Dallas: “But you don’t know me. You don’t know who I am.”
Ringo: “I know all I want to know. So will you go?”
Dallas“Oh don’t talk like that.”
Other wonderful moments in their romance:

When poor Dallas is so torn up about whether or not she should say yes that she even asks Doc Boone if it would be alright for a girl like her to marry a guy like Ringo.

When Ringo asks the marshal, Curly, if he’ll make sure Dallas gets to his ranch while he spends his year in 
jail: “This is no town for a girl like her.”

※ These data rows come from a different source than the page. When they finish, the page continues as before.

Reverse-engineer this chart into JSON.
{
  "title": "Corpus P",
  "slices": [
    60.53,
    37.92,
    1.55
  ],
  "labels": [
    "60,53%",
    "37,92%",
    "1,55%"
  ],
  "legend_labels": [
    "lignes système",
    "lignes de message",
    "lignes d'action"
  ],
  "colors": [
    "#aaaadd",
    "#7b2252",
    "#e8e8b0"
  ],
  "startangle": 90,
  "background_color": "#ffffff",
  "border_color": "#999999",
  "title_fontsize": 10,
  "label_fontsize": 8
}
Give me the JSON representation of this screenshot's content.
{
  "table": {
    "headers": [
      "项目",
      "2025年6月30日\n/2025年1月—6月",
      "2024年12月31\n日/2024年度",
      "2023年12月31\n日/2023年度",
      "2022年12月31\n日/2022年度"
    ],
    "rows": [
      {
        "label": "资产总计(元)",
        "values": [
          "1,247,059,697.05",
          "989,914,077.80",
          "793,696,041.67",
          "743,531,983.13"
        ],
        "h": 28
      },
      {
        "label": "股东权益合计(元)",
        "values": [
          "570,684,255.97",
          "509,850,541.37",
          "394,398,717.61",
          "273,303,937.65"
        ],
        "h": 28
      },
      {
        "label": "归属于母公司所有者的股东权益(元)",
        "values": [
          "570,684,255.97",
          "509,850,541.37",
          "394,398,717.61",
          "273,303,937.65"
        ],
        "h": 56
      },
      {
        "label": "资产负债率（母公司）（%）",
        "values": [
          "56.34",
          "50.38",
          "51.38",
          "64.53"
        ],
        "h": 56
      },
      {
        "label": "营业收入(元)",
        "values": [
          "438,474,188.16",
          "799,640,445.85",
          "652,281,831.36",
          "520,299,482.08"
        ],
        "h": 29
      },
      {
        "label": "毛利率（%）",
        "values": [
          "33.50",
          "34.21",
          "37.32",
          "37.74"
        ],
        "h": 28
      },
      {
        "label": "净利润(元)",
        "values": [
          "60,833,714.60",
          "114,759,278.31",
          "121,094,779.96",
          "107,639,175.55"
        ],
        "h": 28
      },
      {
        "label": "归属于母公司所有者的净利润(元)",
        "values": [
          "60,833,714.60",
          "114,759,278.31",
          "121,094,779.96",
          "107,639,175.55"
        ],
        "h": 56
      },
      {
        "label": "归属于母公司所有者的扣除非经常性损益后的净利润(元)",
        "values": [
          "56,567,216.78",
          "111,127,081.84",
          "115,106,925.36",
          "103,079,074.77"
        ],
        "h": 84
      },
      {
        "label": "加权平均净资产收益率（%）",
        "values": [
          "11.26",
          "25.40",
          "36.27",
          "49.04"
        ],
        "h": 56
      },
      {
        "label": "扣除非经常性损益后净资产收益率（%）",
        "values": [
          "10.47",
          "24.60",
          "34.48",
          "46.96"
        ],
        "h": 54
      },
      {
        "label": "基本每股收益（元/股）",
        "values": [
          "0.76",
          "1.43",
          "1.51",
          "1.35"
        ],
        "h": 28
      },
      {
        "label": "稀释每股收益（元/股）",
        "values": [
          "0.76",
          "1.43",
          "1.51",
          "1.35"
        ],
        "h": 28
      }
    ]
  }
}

The most wonderful scene occurs once they’re in Lordsburg and Ringo tries to escort Dallas home and she doesn’t want him to follow all the way because he will discover what she’s been doing for a living. “It’s all been a crazy dream. I’ve been out of my mind just hoping. Say good-bye here, Kid” she says tearfully. He grabs her by the arm and says “We ain’t never gonna say good-bye.” The tension is accentuated by the impending gunfight. The film ends with them being allowed to escape across the border together to Ringo’s ranch by laughing Doc and Curly. Doc turns to Curly and says: “Well, they’re safe from the blessings of civilization.”

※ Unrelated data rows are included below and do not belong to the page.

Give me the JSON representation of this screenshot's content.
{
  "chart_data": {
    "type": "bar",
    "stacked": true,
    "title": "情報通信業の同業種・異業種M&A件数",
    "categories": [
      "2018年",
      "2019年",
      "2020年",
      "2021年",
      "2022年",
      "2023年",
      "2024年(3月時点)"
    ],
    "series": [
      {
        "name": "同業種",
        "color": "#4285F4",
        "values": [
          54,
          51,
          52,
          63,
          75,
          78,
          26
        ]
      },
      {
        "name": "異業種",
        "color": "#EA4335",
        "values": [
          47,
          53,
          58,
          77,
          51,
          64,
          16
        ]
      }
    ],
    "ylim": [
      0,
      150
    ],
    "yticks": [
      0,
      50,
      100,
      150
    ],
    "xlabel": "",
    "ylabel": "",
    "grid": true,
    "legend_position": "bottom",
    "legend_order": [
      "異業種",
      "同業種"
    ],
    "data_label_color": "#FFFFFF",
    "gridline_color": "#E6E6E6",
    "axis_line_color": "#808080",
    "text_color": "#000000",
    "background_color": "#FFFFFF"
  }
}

The romance in this film reminded me that it has been a long time since I had seen a really good screen love affair that truly swept me up in the romance of the affair. We don’t need tongue-down-the-throat sex scenes to titillate the senses. The best romances are the ones where more is hinted at than shown. The most sensual, titillating romantic scene in a movie for me is the love scene in Hitchcock’s Notorious, where Cary Grant and Ingrid Bergman are shown in close up peppering each other with small kisses because the censors of the time wouldn’t allow long lip-locks. Although censors have been responsible for a lot of good stuff ending up on the cutting room floor, back in their most censorious period they were responsible for much better love scenes because directors and actors had to come up with more and more ingenious ways to suggest more than show the physical longing between two protagonists. The only films that manage to do the same things these days are BBC costume dramas like Pride and Prejudice with Colin Firth. That series made Firth’s career skyrocket because of the suggestion of what might lurk under those wet clothes as he comes out of the pond, and the promise of the passion lurking behind those smoldering looks he gives Jennifer Ehle.